Nazaqat
- First edition
- Author: Sasha H. Singhal
- Language: Indian English
- Genre: Thriller, Drama
- Set in: India
- Publisher: Half Baked Beans
- Publication date: 2013
- Publication place: India
- Pages: 204
- ISBN: 8192-692-620

= Nazaqat =

2013 novel by Harsh Agarwal

Nazaqat is a novel written by author Harsh Agarwal. Nazaqat was published in 2013 by Half Baked Beans under the pen name of Sasha H Singhal.

==Plot==

The story of Nazaqat is about a girl Naazani, who gets into sex work and takes the name Nazaqat.
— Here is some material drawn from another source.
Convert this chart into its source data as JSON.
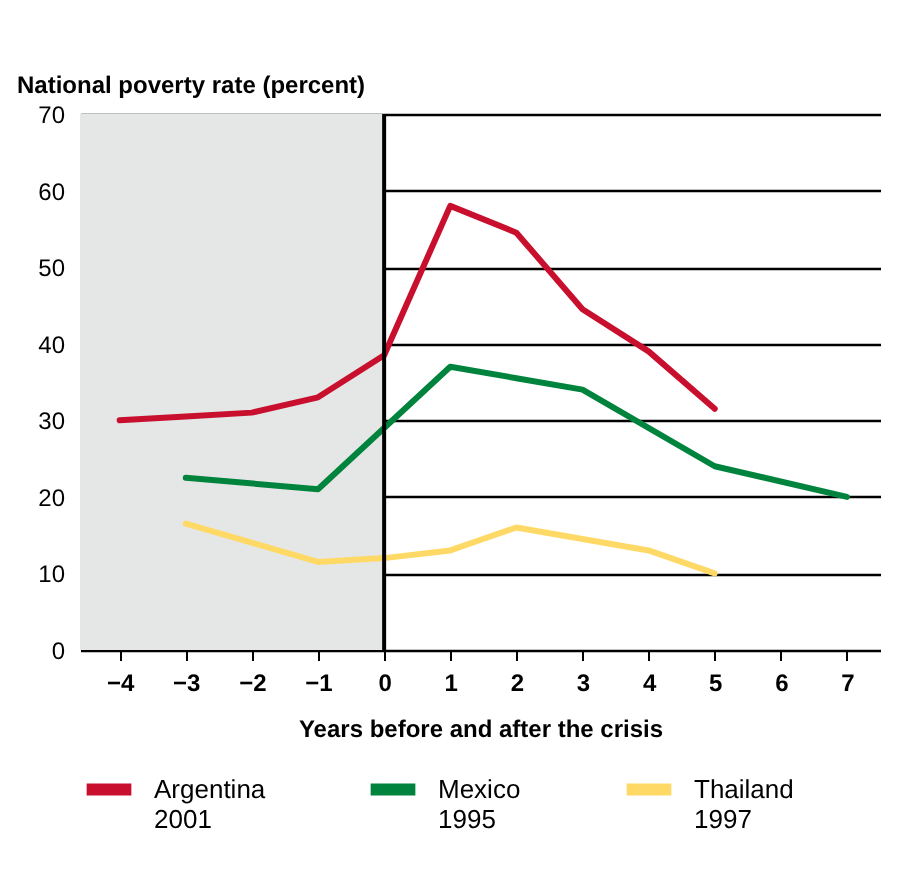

She eventually fought to legalize prostitution in India.

== Reception ==

Sankalpita Singh at Metro India said, "The book is written beautifully with the characters, the drama, the action woven so intricately yet so vividly. Though the book is very good, there is definitely scope of improvement in terms of plot." Lucknow Tribune published, "The book attempts to make a rather powerful statement on women empowerment through the life of a high-end escort Nazaqat."

==The author==

Harsh Agarwal is an author whose other books include An Excursion of Insight and Life in a Nutshell. He is also credited for films Mind Mera Mind, and Vaidya.